İskenderun’da yaşayan omurilik felçlisi Mustafa Danacı deprem anını şu sözlerle anlatıyor: “Kaçmak isterken kaçamamanın, yaşamak isterken birine ihtiyacınız olduğu gerçeğiyle hiç yüzleştiniz mi? İşte biz bu gerçekle yaşıyoruz. Herkes gibi en savunmasız halimizde yakalandık depreme. Ben olmasaydım anında kaçarak binayı terk edecek olan ailem benim yüzümden bu korkuyu daha fazla yaşadı. Belki de benim yüzümden bir aile tamamen yok olacaktı.”
“Herkesin yardıma adaletli ulaşması için destek bekliyoruz”
Fatih Sinav (TOFD Genel Başkan Yardımcısı)
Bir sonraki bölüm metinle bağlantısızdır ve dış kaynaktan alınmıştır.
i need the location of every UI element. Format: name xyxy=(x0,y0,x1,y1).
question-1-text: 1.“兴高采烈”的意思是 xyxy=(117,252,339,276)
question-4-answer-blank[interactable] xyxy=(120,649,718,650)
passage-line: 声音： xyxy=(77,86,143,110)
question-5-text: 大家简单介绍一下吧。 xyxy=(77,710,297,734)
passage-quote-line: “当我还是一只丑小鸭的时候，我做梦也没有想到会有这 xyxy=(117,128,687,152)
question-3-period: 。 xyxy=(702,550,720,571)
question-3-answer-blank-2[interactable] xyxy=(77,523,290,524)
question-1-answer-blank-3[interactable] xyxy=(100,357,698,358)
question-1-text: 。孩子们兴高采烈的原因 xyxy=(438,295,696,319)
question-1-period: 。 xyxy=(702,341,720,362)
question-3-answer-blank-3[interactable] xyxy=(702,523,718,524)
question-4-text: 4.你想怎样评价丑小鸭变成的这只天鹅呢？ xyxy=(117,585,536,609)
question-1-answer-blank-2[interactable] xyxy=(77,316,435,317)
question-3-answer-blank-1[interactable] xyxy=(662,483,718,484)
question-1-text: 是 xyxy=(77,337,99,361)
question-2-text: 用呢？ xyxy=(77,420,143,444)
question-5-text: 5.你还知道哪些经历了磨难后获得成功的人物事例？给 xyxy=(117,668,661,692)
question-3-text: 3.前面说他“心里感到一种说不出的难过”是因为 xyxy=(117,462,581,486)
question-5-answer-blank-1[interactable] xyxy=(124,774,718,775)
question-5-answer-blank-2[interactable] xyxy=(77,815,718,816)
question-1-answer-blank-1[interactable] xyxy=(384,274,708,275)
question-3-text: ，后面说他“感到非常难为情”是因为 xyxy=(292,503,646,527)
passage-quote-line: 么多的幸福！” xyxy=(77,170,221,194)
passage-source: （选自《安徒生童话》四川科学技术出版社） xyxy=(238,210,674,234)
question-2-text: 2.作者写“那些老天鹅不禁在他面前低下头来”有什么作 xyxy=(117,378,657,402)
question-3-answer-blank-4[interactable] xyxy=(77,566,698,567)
“Türkiye’deki engelli bireylerin afet sonrasındaki ihtiyaçlarının karşılanması uzun zamandır gündemimizde. Bu konuyla ilgili eksikliklerimizi görmeye çalışırken maalesef sahada deneyimleyerek hepsini tespit ettik. Bize ulaşan tüm engelli bireylerin ihtiyaçlarını karşılasak da ulaşamadığımız sayısız engelli bireyin olduğunu biliyoruz. Genel merkezimizdeki ekibimiz çalışmalarına devam ediyor. Sonda, sonda torbası, ürostomi ve kolostomi torbası, manuel sandalye, sandalye minderi (havalı minder) ve hasta bezi ihtiyacı olan engelli depremzedelerin sayısı her geçen gün artıyor. Bunları karşılayabilmemiz için yardımlar ve destekler çok önemli. Herkesin yardıma adaletli bir şekilde ulaşabilmesi için destek bekliyoruz.”